More Problems! Are There NO AP Chem people out there?!? Somebody has to know some of these!!! I need HELP!!!

Settle down... You can do this.

#1 You have a book and class notes, yes?

I will use c to mean specific heat:

-heat lost by metal = heat gained by water

-mc∆T for the metal = mc∆T for the water

- (25.0g)c(24.4°C - 88.0°C) = (150.0g)(4.184 J/g°C)(4.4°C)

Solve for c -- specific heat of metal

#2 I assume you have typos on second line down -- should be C2H2, right? And you can't have SO2 as reactants in both equations without a sulfur compound as products. So something else going on there. Do you mean 5 CO2? And 2H2O? (Your equation isn't balanced.) After you've fixed all that, you are going to use Hess's Law to solve this problem. That is, arrange the two equations w/ ∆H so that they can add up to the equation you want; then you can add the two ∆H's to get the ∆H you want.

You can flip equations, but change the sign of ∆H; you can multiply the equation by a number (or fraction), but multiply ∆H by the same number.
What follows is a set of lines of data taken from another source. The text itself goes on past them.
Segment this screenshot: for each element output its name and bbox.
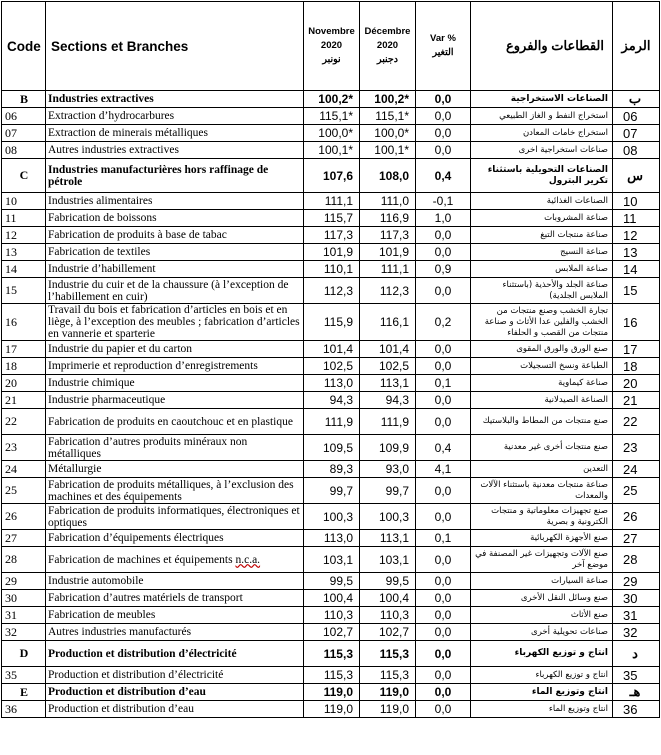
row-variation-value: 0,0 <box>416 641 471 667</box>
row-section: Fabrication d’autres produits minéraux non métalliques <box>46 435 304 461</box>
row-november-value: 113,0 <box>304 530 360 547</box>
header-row <box>2 2 660 91</box>
header-november-year: 2020 <box>320 40 343 51</box>
row-section: Industrie d’habillement <box>46 261 304 278</box>
row-code-ar: 11 <box>613 210 660 227</box>
table-row <box>2 607 660 624</box>
row-section: Industrie chimique <box>46 375 304 392</box>
row-section-ar: صنع الأثاث <box>471 607 613 624</box>
table-row <box>2 91 660 108</box>
row-december-value: 102,7 <box>360 624 416 641</box>
row-code-ar: 15 <box>613 278 660 304</box>
row-variation-value: 0,4 <box>416 159 471 193</box>
row-section: Industrie du cuir et de la chaussure (à l’exception de l’habillement en cuir) <box>46 278 304 304</box>
row-section-ar: صناعات تحويلية أخرى <box>471 624 613 641</box>
row-variation-value: 0,0 <box>416 547 471 573</box>
row-november-value: 100,3 <box>304 504 360 530</box>
row-code: 15 <box>2 278 46 304</box>
table-row <box>2 667 660 684</box>
row-section-ar: صناعة الجلد والأحذية (باستثناء الملابس الجلدية) <box>471 278 613 304</box>
row-section: Industrie pharmaceutique <box>46 392 304 409</box>
row-november-value: 110,3 <box>304 607 360 624</box>
table-row <box>2 701 660 718</box>
table-row <box>2 227 660 244</box>
row-code: 25 <box>2 478 46 504</box>
row-code: 35 <box>2 667 46 684</box>
row-section-ar: صناعة كيماوية <box>471 375 613 392</box>
row-variation-value: 0,0 <box>416 125 471 142</box>
row-december-value: 111,0 <box>360 193 416 210</box>
row-december-value: 108,0 <box>360 159 416 193</box>
row-section-ar: صنع الآلات وتجهيزات غير المصنفة في موضع آخر <box>471 547 613 573</box>
table-row <box>2 210 660 227</box>
row-section: Production et distribution d’électricité <box>46 641 304 667</box>
row-code: 12 <box>2 227 46 244</box>
row-section: Fabrication de produits en caoutchouc et en plastique <box>46 409 304 435</box>
table-row <box>2 341 660 358</box>
table-row <box>2 624 660 641</box>
row-december-value: 101,9 <box>360 244 416 261</box>
row-variation-value: 0,9 <box>416 261 471 278</box>
row-variation-value: 0,0 <box>416 701 471 718</box>
header-code: Code <box>2 2 46 91</box>
row-variation-value: 0,0 <box>416 607 471 624</box>
row-code-ar: هـ <box>613 684 660 701</box>
row-section: Production et distribution d’eau <box>46 684 304 701</box>
row-code: 31 <box>2 607 46 624</box>
row-code: 16 <box>2 304 46 341</box>
header-var-label: Var % <box>430 33 456 44</box>
row-november-value: 112,3 <box>304 278 360 304</box>
row-november-value: 94,3 <box>304 392 360 409</box>
row-section: Industries manufacturières hors raffinage de pétrole <box>46 159 304 193</box>
row-section: Fabrication de produits à base de tabac <box>46 227 304 244</box>
row-section-ar: صناعة النسيج <box>471 244 613 261</box>
table-row <box>2 304 660 341</box>
row-variation-value: 0,2 <box>416 304 471 341</box>
row-variation-value: 0,0 <box>416 278 471 304</box>
header-sections-ar: القطاعات والفروع <box>471 2 613 91</box>
table-row <box>2 261 660 278</box>
header-december <box>360 2 416 91</box>
row-variation-value: 0,0 <box>416 244 471 261</box>
header-november <box>304 2 360 91</box>
row-december-value: 110,3 <box>360 607 416 624</box>
row-code: 29 <box>2 573 46 590</box>
row-november-value: 89,3 <box>304 461 360 478</box>
row-code-ar: 07 <box>613 125 660 142</box>
row-section: Extraction d’hydrocarbures <box>46 108 304 125</box>
row-november-value: 111,9 <box>304 409 360 435</box>
row-november-value: 100,1* <box>304 142 360 159</box>
row-section: Fabrication de produits informatiques, électroniques et optiques <box>46 504 304 530</box>
row-variation-value: 4,1 <box>416 461 471 478</box>
row-section: Industries alimentaires <box>46 193 304 210</box>
row-code-ar: 24 <box>613 461 660 478</box>
row-code-ar: 17 <box>613 341 660 358</box>
row-december-value: 115,3 <box>360 667 416 684</box>
row-december-value: 100,2* <box>360 91 416 108</box>
row-november-value: 101,9 <box>304 244 360 261</box>
row-december-value: 100,1* <box>360 142 416 159</box>
row-code: C <box>2 159 46 193</box>
table-row <box>2 278 660 304</box>
row-december-value: 94,3 <box>360 392 416 409</box>
row-variation-value: 1,0 <box>416 210 471 227</box>
row-code-ar: 30 <box>613 590 660 607</box>
row-november-value: 102,5 <box>304 358 360 375</box>
row-december-value: 109,9 <box>360 435 416 461</box>
row-variation-value: 0,0 <box>416 504 471 530</box>
header-december-label: Décembre <box>364 26 411 37</box>
row-section-ar: الصناعات الغذائية <box>471 193 613 210</box>
table-row <box>2 590 660 607</box>
row-november-value: 113,0 <box>304 375 360 392</box>
row-section-ar: انتاج وتوزيع الماء <box>471 684 613 701</box>
row-section: Métallurgie <box>46 461 304 478</box>
row-section-ar: تجارة الخشب وصنع منتجات من الخشب والفلين عدا الأثاث و صناعة منتجات من القصب و الحلفاء <box>471 304 613 341</box>
row-code: 26 <box>2 504 46 530</box>
spellcheck-mark: n.c.a. <box>235 553 261 566</box>
row-variation-value: 0,0 <box>416 341 471 358</box>
table-row <box>2 547 660 573</box>
row-december-value: 100,3 <box>360 504 416 530</box>
row-november-value: 109,5 <box>304 435 360 461</box>
row-variation-value: 0,4 <box>416 435 471 461</box>
row-november-value: 115,7 <box>304 210 360 227</box>
row-code-ar: 36 <box>613 701 660 718</box>
row-december-value: 119,0 <box>360 684 416 701</box>
row-variation-value: 0,0 <box>416 91 471 108</box>
row-code: 08 <box>2 142 46 159</box>
row-section-ar: انتاج و توزيع الكهرباء <box>471 667 613 684</box>
row-november-value: 100,4 <box>304 590 360 607</box>
row-code-ar: 28 <box>613 547 660 573</box>
row-code: 14 <box>2 261 46 278</box>
row-variation-value: 0,0 <box>416 478 471 504</box>
row-section-ar: الصناعة الصيدلانية <box>471 392 613 409</box>
row-november-value: 115,1* <box>304 108 360 125</box>
table-row <box>2 530 660 547</box>
table-row <box>2 504 660 530</box>
row-december-value: 111,1 <box>360 261 416 278</box>
row-november-value: 119,0 <box>304 701 360 718</box>
row-section-ar: انتاج وتوزيع الماء <box>471 701 613 718</box>
row-section-ar: صنع الأجهزة الكهربائية <box>471 530 613 547</box>
row-code-ar: 22 <box>613 409 660 435</box>
row-variation-value: 0,1 <box>416 530 471 547</box>
row-section: Autres industries extractives <box>46 142 304 159</box>
row-section: Imprimerie et reproduction d’enregistrements <box>46 358 304 375</box>
row-code: 21 <box>2 392 46 409</box>
row-code: 07 <box>2 125 46 142</box>
table-row <box>2 193 660 210</box>
row-section-ar: صناعة منتجات التبغ <box>471 227 613 244</box>
row-variation-value: 0,0 <box>416 108 471 125</box>
row-section: Fabrication de boissons <box>46 210 304 227</box>
row-code-ar: 16 <box>613 304 660 341</box>
row-section-ar: الطباعة ونسخ التسجيلات <box>471 358 613 375</box>
row-section-ar: صناعات استخراجية اخرى <box>471 142 613 159</box>
production-index-table <box>1 1 660 718</box>
row-code: D <box>2 641 46 667</box>
row-november-value: 100,0* <box>304 125 360 142</box>
row-variation-value: 0,0 <box>416 624 471 641</box>
row-section: Travail du bois et fabrication d’articles en bois et en liège, à l’exception des meubles ; fabrication d’articles en vannerie et sparterie <box>46 304 304 341</box>
table-body <box>2 91 660 718</box>
row-november-value: 107,6 <box>304 159 360 193</box>
row-code-ar: 18 <box>613 358 660 375</box>
row-december-value: 99,5 <box>360 573 416 590</box>
row-section: Fabrication de textiles <box>46 244 304 261</box>
row-code-ar: س <box>613 159 660 193</box>
row-code: E <box>2 684 46 701</box>
row-november-value: 110,1 <box>304 261 360 278</box>
row-variation-value: 0,0 <box>416 227 471 244</box>
row-november-value: 117,3 <box>304 227 360 244</box>
row-section: Fabrication de machines et équipements n.c.a. <box>46 547 304 573</box>
row-variation-value: 0,0 <box>416 667 471 684</box>
row-november-value: 111,1 <box>304 193 360 210</box>
row-code-ar: 26 <box>613 504 660 530</box>
row-section: Industrie automobile <box>46 573 304 590</box>
table-row <box>2 461 660 478</box>
row-code: 22 <box>2 409 46 435</box>
table-row <box>2 409 660 435</box>
row-section-ar: صنع الورق والورق المقوى <box>471 341 613 358</box>
table-row <box>2 375 660 392</box>
row-variation-value: 0,0 <box>416 142 471 159</box>
row-section-ar: صنع وسائل النقل الأخرى <box>471 590 613 607</box>
row-section-ar: الصناعات التحويلية باستثناء تكرير البترول <box>471 159 613 193</box>
row-code-ar: 13 <box>613 244 660 261</box>
row-december-value: 103,1 <box>360 547 416 573</box>
table-row <box>2 108 660 125</box>
row-section-ar: صناعة الملابس <box>471 261 613 278</box>
row-section-ar: صناعة المشروبات <box>471 210 613 227</box>
row-section-ar: انتاج و توزيع الكهرباء <box>471 641 613 667</box>
row-code-ar: 12 <box>613 227 660 244</box>
row-section: Fabrication de meubles <box>46 607 304 624</box>
row-code-ar: د <box>613 641 660 667</box>
row-code-ar: 25 <box>613 478 660 504</box>
row-november-value: 115,3 <box>304 667 360 684</box>
row-code: 36 <box>2 701 46 718</box>
table-row <box>2 573 660 590</box>
row-code-ar: 14 <box>613 261 660 278</box>
table-row <box>2 244 660 261</box>
row-code-ar: 10 <box>613 193 660 210</box>
row-december-value: 115,1* <box>360 108 416 125</box>
row-november-value: 103,1 <box>304 547 360 573</box>
header-sections: Sections et Branches <box>46 2 304 91</box>
row-section-ar: التعدين <box>471 461 613 478</box>
table-row <box>2 142 660 159</box>
row-november-value: 99,7 <box>304 478 360 504</box>
table-row <box>2 641 660 667</box>
row-code: 28 <box>2 547 46 573</box>
row-december-value: 111,9 <box>360 409 416 435</box>
row-code-ar: 20 <box>613 375 660 392</box>
row-code-ar: 23 <box>613 435 660 461</box>
row-variation-value: 0,0 <box>416 392 471 409</box>
row-code-ar: ب <box>613 91 660 108</box>
row-section: Extraction de minerais métalliques <box>46 125 304 142</box>
row-code: 23 <box>2 435 46 461</box>
row-section-ar: الصناعات الاستخراجية <box>471 91 613 108</box>
row-code: 32 <box>2 624 46 641</box>
row-code-ar: 08 <box>613 142 660 159</box>
row-december-value: 113,1 <box>360 530 416 547</box>
row-code: 20 <box>2 375 46 392</box>
header-november-label: Novembre <box>308 26 355 37</box>
header-code-ar: الرمز <box>613 2 660 91</box>
row-variation-value: 0,0 <box>416 684 471 701</box>
header-november-ar: نونبر <box>322 54 341 65</box>
row-december-value: 116,1 <box>360 304 416 341</box>
row-december-value: 100,0* <box>360 125 416 142</box>
row-code: 06 <box>2 108 46 125</box>
row-code: 18 <box>2 358 46 375</box>
row-december-value: 117,3 <box>360 227 416 244</box>
table-row <box>2 478 660 504</box>
header-december-ar: دجنبر <box>376 54 399 65</box>
row-variation-value: 0,0 <box>416 358 471 375</box>
row-december-value: 101,4 <box>360 341 416 358</box>
row-section: Production et distribution d’eau <box>46 701 304 718</box>
row-november-value: 102,7 <box>304 624 360 641</box>
row-variation-value: 0,1 <box>416 375 471 392</box>
row-variation-value: -0,1 <box>416 193 471 210</box>
row-december-value: 102,5 <box>360 358 416 375</box>
row-code: 30 <box>2 590 46 607</box>
header-var-ar: التغير <box>432 47 454 58</box>
row-section-ar: صناعة منتجات معدنية باستثناء الآلات والمعدات <box>471 478 613 504</box>
row-november-value: 100,2* <box>304 91 360 108</box>
row-section: Autres industries manufacturés <box>46 624 304 641</box>
row-code-ar: 29 <box>613 573 660 590</box>
row-code: 24 <box>2 461 46 478</box>
row-code: 27 <box>2 530 46 547</box>
row-code-ar: 21 <box>613 392 660 409</box>
row-section: Fabrication de produits métalliques, à l’exclusion des machines et des équipements <box>46 478 304 504</box>
row-december-value: 99,7 <box>360 478 416 504</box>
row-code-ar: 27 <box>613 530 660 547</box>
row-december-value: 115,3 <box>360 641 416 667</box>
row-december-value: 100,4 <box>360 590 416 607</box>
row-november-value: 101,4 <box>304 341 360 358</box>
row-code: 13 <box>2 244 46 261</box>
row-section-ar: استخراج خامات المعادن <box>471 125 613 142</box>
row-section: Industries extractives <box>46 91 304 108</box>
row-code-ar: 31 <box>613 607 660 624</box>
row-section: Industrie du papier et du carton <box>46 341 304 358</box>
table-row <box>2 684 660 701</box>
header-december-year: 2020 <box>376 40 399 51</box>
row-december-value: 93,0 <box>360 461 416 478</box>
row-section: Production et distribution d’électricité <box>46 667 304 684</box>
row-code-ar: 35 <box>613 667 660 684</box>
row-variation-value: 0,0 <box>416 409 471 435</box>
row-variation-value: 0,0 <box>416 590 471 607</box>
row-code: B <box>2 91 46 108</box>
row-december-value: 119,0 <box>360 701 416 718</box>
row-november-value: 115,9 <box>304 304 360 341</box>
row-section-ar: استخراج النفط و الغاز الطبيعي <box>471 108 613 125</box>
table-row <box>2 358 660 375</box>
row-code-ar: 32 <box>613 624 660 641</box>
row-section-ar: صناعة السيارات <box>471 573 613 590</box>
header-variation <box>416 2 471 91</box>
row-code-ar: 06 <box>613 108 660 125</box>
table-row <box>2 392 660 409</box>
row-code: 10 <box>2 193 46 210</box>
row-code: 17 <box>2 341 46 358</box>
row-november-value: 119,0 <box>304 684 360 701</box>
row-section-ar: صنع تجهيزات معلوماتية و منتجات الكترونية و بصرية <box>471 504 613 530</box>
row-december-value: 116,9 <box>360 210 416 227</box>
row-code: 11 <box>2 210 46 227</box>
row-november-value: 99,5 <box>304 573 360 590</box>
row-december-value: 113,1 <box>360 375 416 392</box>
table-row <box>2 159 660 193</box>
row-section-ar: صنع منتجات من المطاط والبلاستيك <box>471 409 613 435</box>
row-section: Fabrication d’autres matériels de transport <box>46 590 304 607</box>
table-row <box>2 435 660 461</box>
row-november-value: 115,3 <box>304 641 360 667</box>
row-variation-value: 0,0 <box>416 573 471 590</box>
row-section-ar: صنع منتجات أخرى غير معدنية <box>471 435 613 461</box>
row-section: Fabrication d’équipements électriques <box>46 530 304 547</box>
table-row <box>2 125 660 142</box>
row-december-value: 112,3 <box>360 278 416 304</box>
1st eq: Flip and multiply by 3/2:

6CO2 + 3H2O --> 3 C2H2 + 15/2 O2 ∆H = 3/2 x (+2600kJ)

2nd eq: Multiply equation and ∆H by 1/2; add first and second eq. It should equal the equation you wanted. Now the ∆H's will add up the the ∆H of the equation you wanted.

#3 For this one you have to know that enthalpy of formation is the energy change if you make one mole from free elements.

1/2 N2 + 1/2 O2 --> NO ∆Hf° = +90.3kJ/mol

1/2 N2 + O2 --> NO2 ∆Hf° = +33.1 kJ/mol

Flip and multiply x 2 the 1st eq. Just x 2 the 2nd. Add these two to get the equation

2NO + O2 --> 2NO2

∆H = 2(-90.3) + 2(+33.1)

Good luck!